Public Distance focuses on a modern public transportation scene, capturing a slice of urban life with delicate brushstrokes. In the painting, the masked figure is the visual core. The posture of focusing on the mobile phone accurately presents the “individual immersion” state of contemporary people in public spaces. The passengers scattered in the background, with vague yet vivid forms, construct the public field of the subway car. The connection between the figure and the background coincides with the theme of “public distance” — physical spaces are close, yet spiritual worlds are alienated due to electronic devices.
In terms of composition, the foreground figure and background passengers form a “near - real, far - virtual” layer. The figure occupies a prominent position on the right side of the painting, and the background extends the space with a scattered layout. The structure of the subway car (handrails, seats, doors, and windows) acts as an invisible frame, regulating the painting’s order while strengthening the “public space” attribute. It allows viewers to clearly perceive the tension between individual and group, private and public.
Color is a thermometer of emotions: The light beige of the figure’s clothing and the blue - gray of the mask convey the dullness of daily life; the warm yellow, pink - purple, and other tones in the background simulate the light atmosphere in the car, creating a visual experience of “tranquility in noise”. The handling of paint thickness (thick application on the figure’s hands and face for three - dimensionality, thin application on the background for haziness) distinguishes spatial layers. It also metaphorically represents the clear existence of individuals and the vague outlines of groups in public environments. Each color stroke tells the complex distance of modern social interactions.
The painting style belongs to realistic expressionism. It retains realism’s accurate restoration of scenes and figures (such as the subway car structure and clothing details of the figure) while using expressive brushstrokes (color blending in the background, texture outlining of clothing) to convey emotions. The looseness and compactness of brushstrokes (free blending in the background corresponding to detailed depiction of the figure) are not just technical choices but a visual interpretation of “public distance” — the clarity of individuals and the vagueness of groups are the true portrayal of modern public life.

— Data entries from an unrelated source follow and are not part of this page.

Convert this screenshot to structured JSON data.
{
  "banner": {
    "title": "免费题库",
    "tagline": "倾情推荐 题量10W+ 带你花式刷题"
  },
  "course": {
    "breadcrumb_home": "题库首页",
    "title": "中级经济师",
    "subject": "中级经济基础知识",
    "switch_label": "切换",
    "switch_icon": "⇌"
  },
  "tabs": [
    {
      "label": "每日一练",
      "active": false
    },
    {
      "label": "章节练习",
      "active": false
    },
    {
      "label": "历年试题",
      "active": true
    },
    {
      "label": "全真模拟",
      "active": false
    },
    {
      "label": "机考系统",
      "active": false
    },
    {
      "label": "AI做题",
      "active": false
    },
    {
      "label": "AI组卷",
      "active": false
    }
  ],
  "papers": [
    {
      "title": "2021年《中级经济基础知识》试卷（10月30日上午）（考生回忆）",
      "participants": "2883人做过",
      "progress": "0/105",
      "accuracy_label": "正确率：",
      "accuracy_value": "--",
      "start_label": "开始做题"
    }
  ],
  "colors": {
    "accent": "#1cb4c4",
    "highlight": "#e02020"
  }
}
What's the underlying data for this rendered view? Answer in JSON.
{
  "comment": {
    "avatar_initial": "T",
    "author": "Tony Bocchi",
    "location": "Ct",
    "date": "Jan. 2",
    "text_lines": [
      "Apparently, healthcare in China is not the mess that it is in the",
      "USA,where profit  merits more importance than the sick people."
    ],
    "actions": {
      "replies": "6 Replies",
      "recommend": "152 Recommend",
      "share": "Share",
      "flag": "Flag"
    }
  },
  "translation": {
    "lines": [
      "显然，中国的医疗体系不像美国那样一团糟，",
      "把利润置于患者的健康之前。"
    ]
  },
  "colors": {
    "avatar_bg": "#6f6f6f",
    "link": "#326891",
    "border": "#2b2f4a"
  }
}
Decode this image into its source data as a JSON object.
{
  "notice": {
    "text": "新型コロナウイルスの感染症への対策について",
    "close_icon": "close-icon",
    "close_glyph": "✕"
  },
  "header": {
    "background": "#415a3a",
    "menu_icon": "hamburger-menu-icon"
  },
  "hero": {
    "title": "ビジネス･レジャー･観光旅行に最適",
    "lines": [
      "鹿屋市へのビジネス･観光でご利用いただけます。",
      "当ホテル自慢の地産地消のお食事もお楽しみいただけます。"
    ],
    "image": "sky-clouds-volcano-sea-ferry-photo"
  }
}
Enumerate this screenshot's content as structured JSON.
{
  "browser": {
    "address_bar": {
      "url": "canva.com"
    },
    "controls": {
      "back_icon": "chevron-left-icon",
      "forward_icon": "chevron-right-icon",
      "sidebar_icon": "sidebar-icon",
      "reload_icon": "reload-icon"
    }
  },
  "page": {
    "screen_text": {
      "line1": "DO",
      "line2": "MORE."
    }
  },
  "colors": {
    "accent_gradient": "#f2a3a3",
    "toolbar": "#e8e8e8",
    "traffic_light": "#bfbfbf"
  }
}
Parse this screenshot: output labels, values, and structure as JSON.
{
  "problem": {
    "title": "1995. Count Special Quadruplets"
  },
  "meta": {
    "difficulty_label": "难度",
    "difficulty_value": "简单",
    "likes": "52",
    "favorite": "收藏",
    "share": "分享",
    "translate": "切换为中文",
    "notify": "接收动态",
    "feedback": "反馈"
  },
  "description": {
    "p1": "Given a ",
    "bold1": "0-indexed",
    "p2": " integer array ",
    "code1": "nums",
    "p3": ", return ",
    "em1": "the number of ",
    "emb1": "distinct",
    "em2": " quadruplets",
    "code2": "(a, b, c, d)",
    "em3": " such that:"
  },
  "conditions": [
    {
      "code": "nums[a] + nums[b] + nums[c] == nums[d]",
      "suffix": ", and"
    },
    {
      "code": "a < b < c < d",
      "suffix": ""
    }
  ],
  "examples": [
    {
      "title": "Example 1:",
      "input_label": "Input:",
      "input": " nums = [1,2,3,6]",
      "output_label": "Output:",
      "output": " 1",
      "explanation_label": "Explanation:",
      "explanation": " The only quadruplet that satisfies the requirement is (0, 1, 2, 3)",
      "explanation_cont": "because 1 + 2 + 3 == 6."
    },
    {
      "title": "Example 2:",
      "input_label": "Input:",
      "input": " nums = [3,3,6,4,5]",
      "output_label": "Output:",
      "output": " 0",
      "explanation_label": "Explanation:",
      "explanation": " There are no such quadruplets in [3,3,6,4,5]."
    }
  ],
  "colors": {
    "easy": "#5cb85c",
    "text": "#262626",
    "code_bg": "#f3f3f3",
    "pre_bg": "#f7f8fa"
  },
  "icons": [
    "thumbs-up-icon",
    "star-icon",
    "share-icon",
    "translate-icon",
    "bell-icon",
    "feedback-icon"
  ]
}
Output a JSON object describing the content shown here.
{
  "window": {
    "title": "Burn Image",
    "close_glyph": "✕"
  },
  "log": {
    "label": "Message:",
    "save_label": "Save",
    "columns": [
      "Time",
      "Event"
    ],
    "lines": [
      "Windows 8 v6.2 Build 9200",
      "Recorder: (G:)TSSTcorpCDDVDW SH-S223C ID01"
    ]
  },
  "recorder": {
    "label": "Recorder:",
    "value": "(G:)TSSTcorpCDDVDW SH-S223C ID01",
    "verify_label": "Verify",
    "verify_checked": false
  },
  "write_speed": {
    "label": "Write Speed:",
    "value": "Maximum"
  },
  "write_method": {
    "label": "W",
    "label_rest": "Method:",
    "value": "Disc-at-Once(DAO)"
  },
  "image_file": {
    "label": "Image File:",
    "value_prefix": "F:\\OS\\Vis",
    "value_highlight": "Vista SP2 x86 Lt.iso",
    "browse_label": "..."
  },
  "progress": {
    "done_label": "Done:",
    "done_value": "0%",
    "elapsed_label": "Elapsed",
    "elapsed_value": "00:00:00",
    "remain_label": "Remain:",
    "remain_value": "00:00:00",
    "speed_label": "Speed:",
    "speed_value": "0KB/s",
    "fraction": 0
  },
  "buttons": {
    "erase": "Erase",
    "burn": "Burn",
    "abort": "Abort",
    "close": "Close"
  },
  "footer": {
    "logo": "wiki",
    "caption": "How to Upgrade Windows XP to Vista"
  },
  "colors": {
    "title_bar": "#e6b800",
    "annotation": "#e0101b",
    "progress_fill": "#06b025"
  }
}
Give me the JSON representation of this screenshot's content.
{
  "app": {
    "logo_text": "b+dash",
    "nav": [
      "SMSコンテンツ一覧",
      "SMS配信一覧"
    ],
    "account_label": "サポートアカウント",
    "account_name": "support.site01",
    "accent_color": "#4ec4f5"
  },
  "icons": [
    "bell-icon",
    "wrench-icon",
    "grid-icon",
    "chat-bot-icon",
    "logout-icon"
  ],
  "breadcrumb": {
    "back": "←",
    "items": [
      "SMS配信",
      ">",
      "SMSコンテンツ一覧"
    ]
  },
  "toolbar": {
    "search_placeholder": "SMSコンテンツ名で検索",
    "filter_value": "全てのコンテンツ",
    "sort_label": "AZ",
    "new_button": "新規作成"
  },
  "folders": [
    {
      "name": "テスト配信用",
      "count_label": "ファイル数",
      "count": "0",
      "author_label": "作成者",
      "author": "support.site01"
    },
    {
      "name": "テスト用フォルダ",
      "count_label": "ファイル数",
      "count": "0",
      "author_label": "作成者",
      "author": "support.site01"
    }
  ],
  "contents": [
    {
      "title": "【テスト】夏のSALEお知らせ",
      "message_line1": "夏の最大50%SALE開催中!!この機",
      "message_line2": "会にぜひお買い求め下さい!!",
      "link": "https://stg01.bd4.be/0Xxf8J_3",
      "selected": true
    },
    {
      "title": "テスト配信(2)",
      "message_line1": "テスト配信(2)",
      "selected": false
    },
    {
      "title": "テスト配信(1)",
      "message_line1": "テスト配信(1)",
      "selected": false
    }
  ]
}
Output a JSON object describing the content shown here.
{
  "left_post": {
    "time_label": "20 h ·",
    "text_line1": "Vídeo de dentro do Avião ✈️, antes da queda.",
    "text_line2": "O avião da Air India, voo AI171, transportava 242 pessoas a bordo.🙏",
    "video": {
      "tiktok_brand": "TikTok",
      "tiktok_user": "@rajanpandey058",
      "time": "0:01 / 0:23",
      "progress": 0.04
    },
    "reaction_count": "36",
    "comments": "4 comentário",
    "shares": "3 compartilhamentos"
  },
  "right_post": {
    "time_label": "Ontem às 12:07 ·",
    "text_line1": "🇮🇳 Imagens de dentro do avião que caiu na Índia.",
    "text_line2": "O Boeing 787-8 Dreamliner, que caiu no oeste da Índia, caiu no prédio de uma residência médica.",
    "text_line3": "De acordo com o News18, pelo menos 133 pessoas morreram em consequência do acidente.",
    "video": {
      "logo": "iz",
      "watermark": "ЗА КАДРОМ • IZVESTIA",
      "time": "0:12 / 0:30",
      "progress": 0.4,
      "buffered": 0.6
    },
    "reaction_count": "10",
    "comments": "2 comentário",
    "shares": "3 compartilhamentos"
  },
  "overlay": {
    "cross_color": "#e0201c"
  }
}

Emotions hide in detail folds: The figure’s immersion in the mobile phone is an active withdrawal from public socializing; the dispersion of background passengers is spiritual alienation under physical distance. The whole conveys “loneliness and connection in modern public life” — In public spaces, people generate distance due to electronic devices but share the same physical field. This contradictory emotion naturally emerges in the interweaving of colors and scattering of brushstrokes.
It evokes Edward Hopper’s capture of urban loneliness, yet this painting involves modern technology more. It also resembles Lucian Freud’s attention to figure details but focuses more on the group nature of public scenes. Using the specific subway scene and the figure’s mobile phone posture, it transforms the sense of distance in modern public life into perceptible visual language, telling viewers: Public distance lies in the visual layers of individual and group, and the collision between electronic devices and real scenes. When brushstrokes outline the mobile phone’s outline and colors render the car’s atmosphere, the contradictions and truths of “public distance” appear on the canvas, becoming a vivid footnote of modern urban life. Every gaze prompts reflection on the subtle relationships between people, and between people and public spaces in the technological era.